In my past life, when I disliked clothes that drew attention to me, I rarely wore anything short. (Not that this isn't the case now.
The drawing attention not the short.) Blessed with legs that were long and shapely even in my heavier days, I could make most anything look short. For that and many other reasons, it wasn't until after college that I bought my first real miniskirt. My first minidress didn't enter my closet until sometime in the middle of my tenure in New York. But even after buying them, they stayed hidden away. Not because I had forgotten them but because I feared them.
I know that sounds melodramatic. Why would I ever fear a piece of clothing? Much less something that took up so little space. But I did. For whatever silly, timid, little girl reason, I did. When they did depart my closet, I would spend most of the evening fidgeting. Pulling at the hem. Standing in corners. Avoiding glances.
When I stop and think about it, my issue with The Short can be traced to my past discomfort with The Sexy.
Or at least the overtly so. In the past, sexy meant many things to me, and none of them were particularly good. Smart. Pretty. Funny. These were all positive adjectives in my world. Not necessarily words that I always associated with myself but words I understood.
Things changed quickly in the summer of 2008 when, spurred on by
my internship, I decided that I needed to learn how to wear them. I had been slowly ridding my closet of things I never planned on wearing again. Things that were too small or too large or simply not me anymore.

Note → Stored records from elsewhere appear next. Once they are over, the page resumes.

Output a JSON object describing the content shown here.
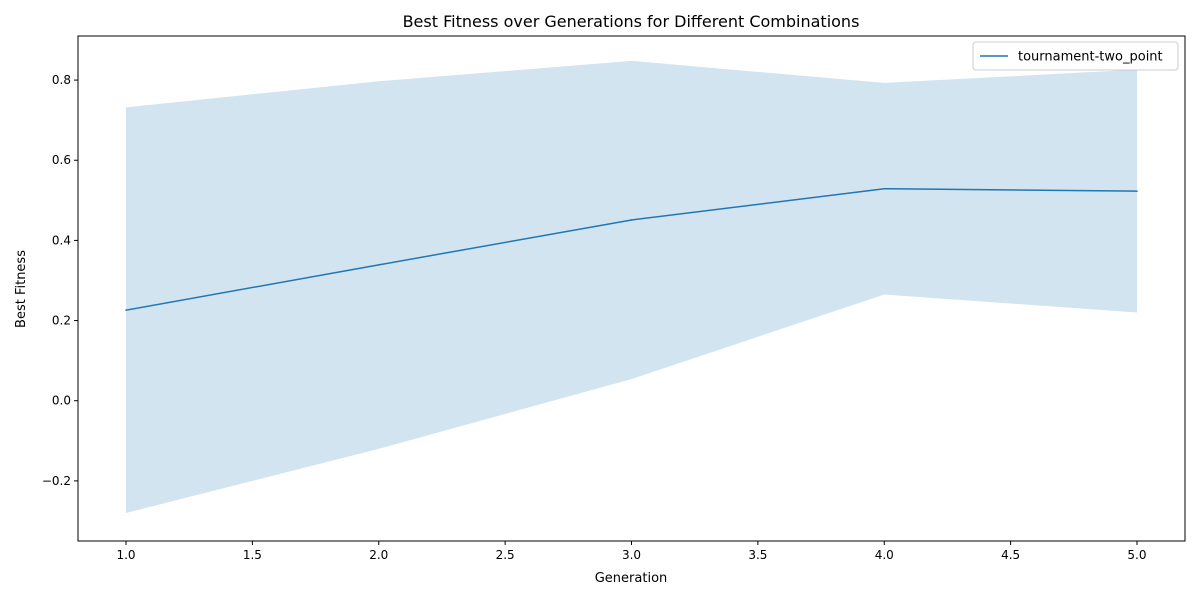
{
  "chart_data": {
    "type": "line",
    "title": "Best Fitness over Generations for Different Combinations",
    "xlabel": "Generation",
    "ylabel": "Best Fitness",
    "xlim": [
      0.81,
      5.19
    ],
    "ylim": [
      -0.35,
      0.91
    ],
    "xticks": [
      1.0,
      1.5,
      2.0,
      2.5,
      3.0,
      3.5,
      4.0,
      4.5,
      5.0
    ],
    "xtick_labels": [
      "1.0",
      "1.5",
      "2.0",
      "2.5",
      "3.0",
      "3.5",
      "4.0",
      "4.5",
      "5.0"
    ],
    "yticks": [
      -0.2,
      0.0,
      0.2,
      0.4,
      0.6,
      0.8
    ],
    "ytick_labels": [
      "−0.2",
      "0.0",
      "0.2",
      "0.4",
      "0.6",
      "0.8"
    ],
    "grid": false,
    "legend_position": "top-right",
    "series": [
      {
        "name": "tournament-two_point",
        "color": "#1f77b4",
        "band_color": "#1f77b4",
        "band_opacity": 0.2,
        "x": [
          1,
          2,
          3,
          4,
          5
        ],
        "y": [
          0.226,
          0.339,
          0.451,
          0.529,
          0.523
        ],
        "y_upper": [
          0.732,
          0.797,
          0.848,
          0.793,
          0.826
        ],
        "y_lower": [
          -0.28,
          -0.12,
          0.054,
          0.265,
          0.22
        ]
      }
    ]
  }
}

But as the skirts few outings into the greater world had less to do with them and more to do with
my various neuroses, they did not find their way into the discard pile. I was set on making them a part of my life. That September I wore
a blue and white patterned mini to
a fashion show with sweet mary janes, a black tank and
The Cardigan. In some ways, that was the beginning of the end.
That Halloween,
while lazily dressed as a devil, I paired my black minidress with red tights. When February arrived,
I ran through the East Village in the patterned skirt and mary janes paired with a white sweater, gray tights and a black, cotton motorcycle jacket. As that Fashion Week progressed, two minidresses joined the fray complemented by black leggings and my equestrian style boots.
Moving home and feeling particularly feisty when it came to dressing, the skirt collection increased threefold. A-line. Corduroy. Military Green. Plaid. Tights in every color from green to black to pink to silver were found on my legs. Ballet flats and equestrian boots and
heeled oxfords and
wedges sat on my feet. Before New Year's Eve, I pranced around the house in the black minidress I had purchased for that evening. I stopped pulling and tugging and playing around.
The answer, in the end, was to find a way to make them all mine somehow.
Be that preppy or girly or boyish or sexy.